Public Transport Analysis
Transit can be studied from the perspective of demand (ridership), supply (service), and operation.
Global transit feed specification (GTFS) files and walk network data are the primary sources for creating the network and timetable used in transit analysis.
Transit demand can be estimated using regional travel demand models or simplified transit demand models. In both methods, the assignment process determines the number of passengers for each line. For small-scale studies, or those focused on a specific line, demand can also be estimated through other methods, such as utilizing online transit planning tools and studying similar lines.
In the context of transit modeling, assignment refers to the passengers’ selection of transit connections (transit departures/services boarded in a trip). During transit assignment, a search process identifies all available connections from an origin to a destination within the passenger's desired departure time. Infeasible connections, for example, those that are too long or involve too many transfers, are removed. The transit demand from origin to destination is then distributed among the feasible connections based on a choice model. Optionally, an iterative process can be added to the assignment to account for the capacity restrictions of transit vehicles. Depending on the assignment method, demand-responsive transportation (DRT), also known as on-demand service or micro-transit, and shared micro-mobility (e.g., e-scooter sharing) can also be modeled and analyzed.
It's worth mentioning that onboard travel surveys provide valuable information on rider demographics, trip purpose, and travel patterns. The results of these surveys are first validated based on the transit services and the feasibility of origin to destination paths (linked trips) using their composing legs (unlinked trips).

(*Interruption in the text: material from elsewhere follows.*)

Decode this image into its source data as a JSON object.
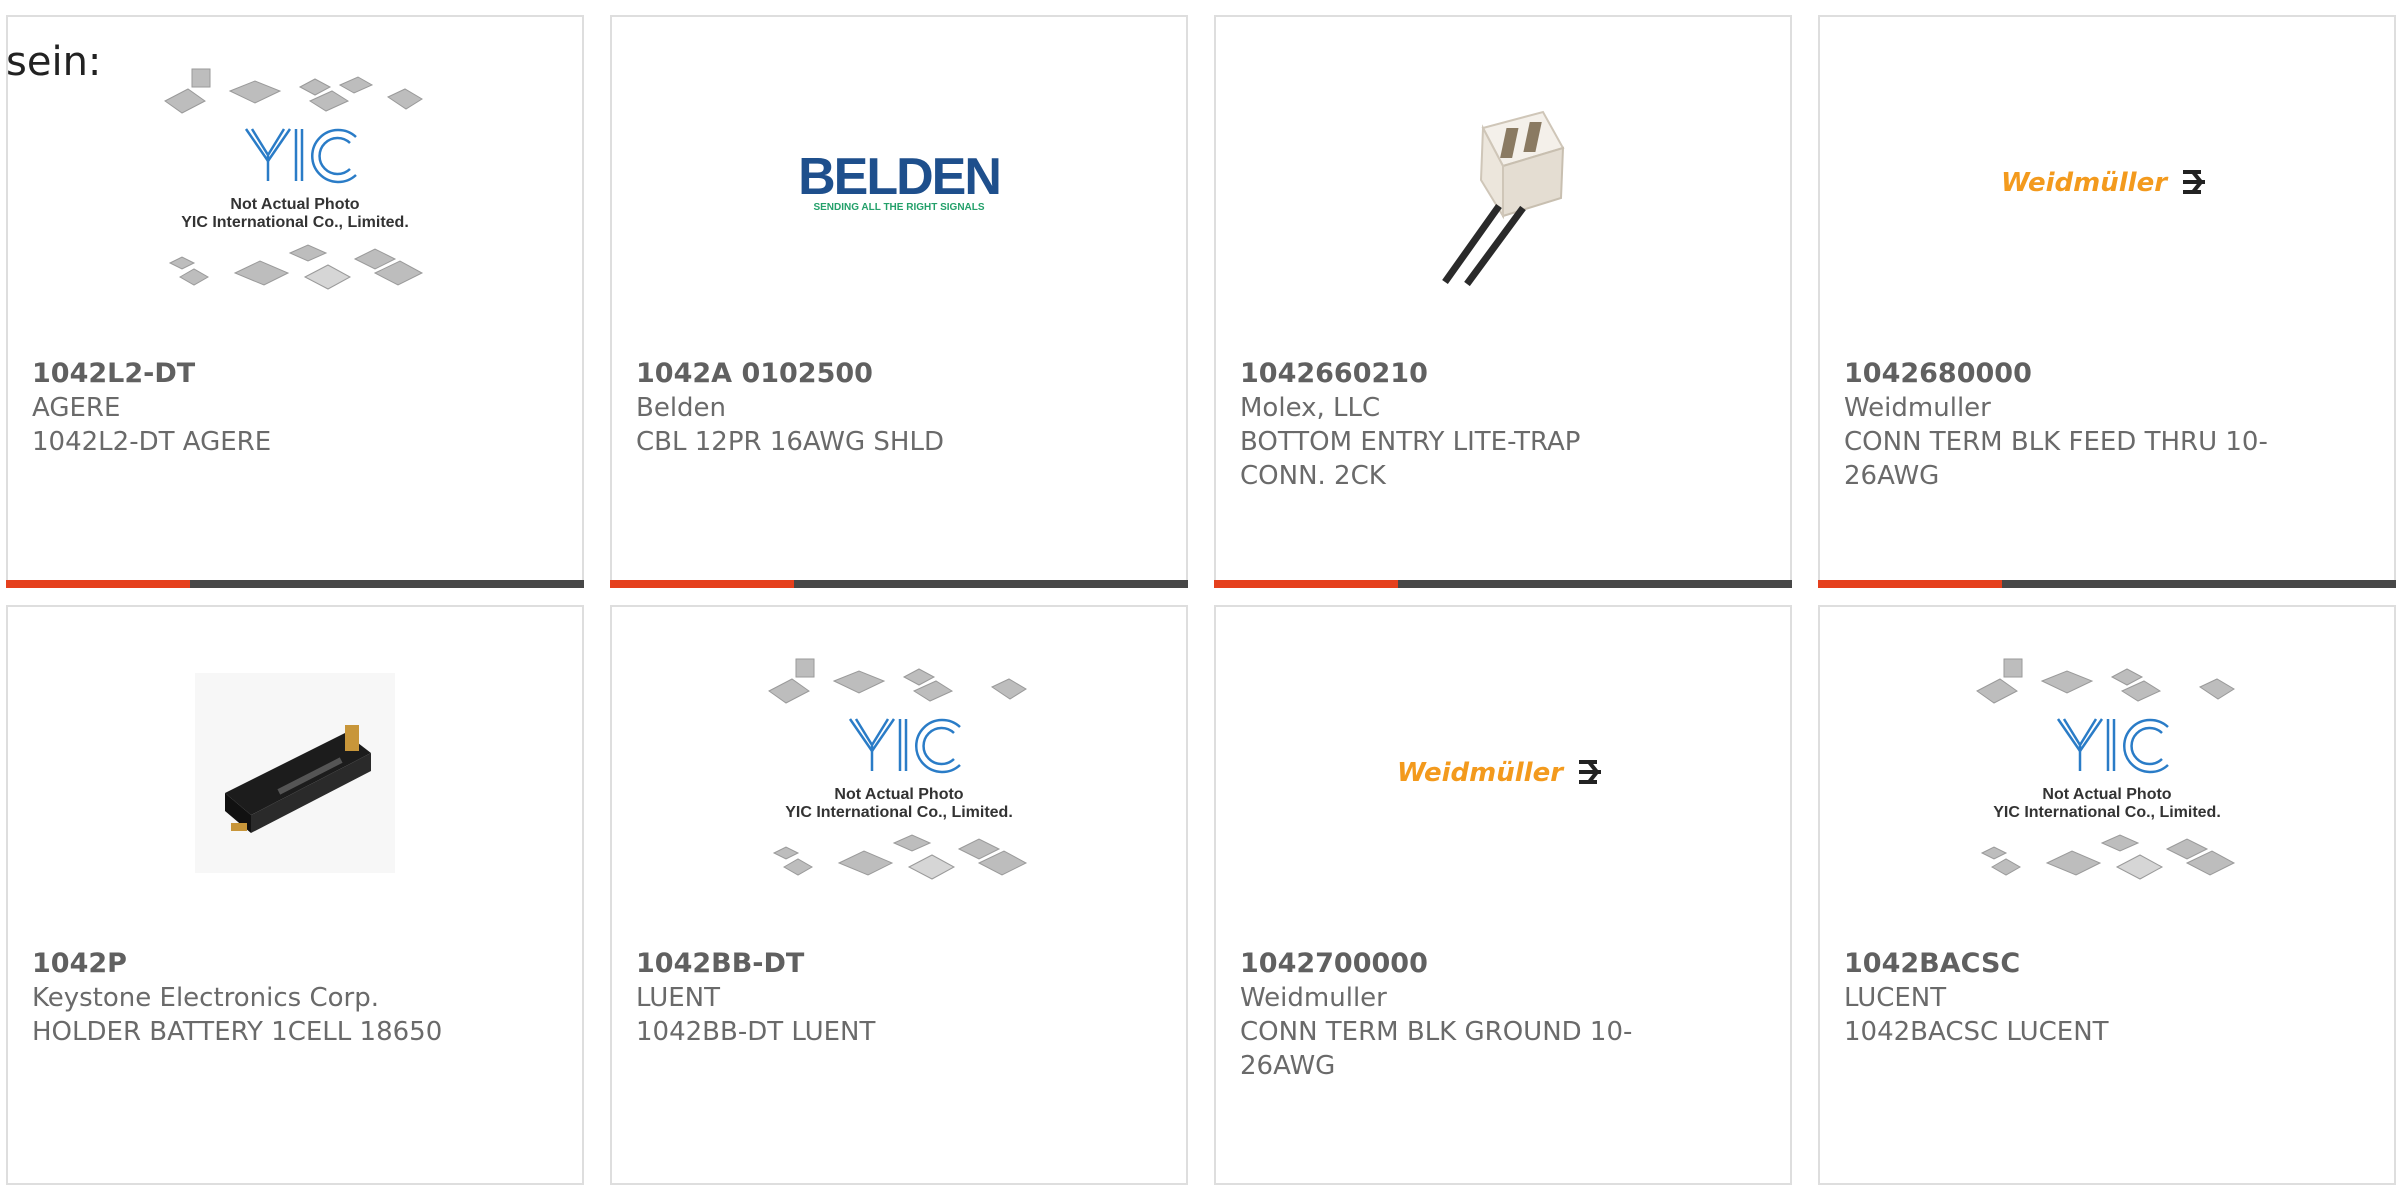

Transit service studies focus on how effectively an area is covered or serviced by the system:
Stop catchment area analysis:
A catchment area, also referred to as a service area or coverage area, is the region around a transit stop from which people can reasonably access that stop. The size of this area varies depending on the transit system, the availability of infrastructure like bike lanes, and the demographics of the population. Intersecting (overlapping) the catchment area with land use data helps to determine the number of people or attraction units (e.g., jobs, university seats) that can potentially be serviced by the system.
Isochrones analysis:
Also known as contour lines analysis, isochrones analysis involves calculating and mapping the travel time (or impedance) of traveling from one place to other locations (or traveling to one place from other locations), typically displayed with different colors. In this analysis, the focus is on the travel itself rather than the land uses at specific locations.
Accessibility analysis:
Accessibility is defined as the number of attraction units that can be reached from a given location within a reasonable amount of time. Both travel (service/timetable/departures) and land use are studied in accessibility analysis, which serves as a crucial measure of equity in transportation. To gain a greater understanding of the accessibility analysis, consider watching our in-depth webinar on this topic.
The type and size of the fleet can be determined through line blocking (vehicle scheduling). The outcome of this process is an optimal solution for allocating designed timetable departures to the fleet, which in turn helps determine procurement and operational costs.
Transit operation and their interactions with passengers, other vehicles, and intersection can be studied using micro-simulation modeling.
In this type of study, transit vehicles are coded with their departure times. Passengers interact realistically, reflecting crowded conditions, and resulting transit delays and/or passengers being unable to board. Intersection control methods (including transit signal priority, TSP) are precisely modeled.
This analysis can help achieve a realistic timetable design and improved system components such as vehicles, stations, and intersection control.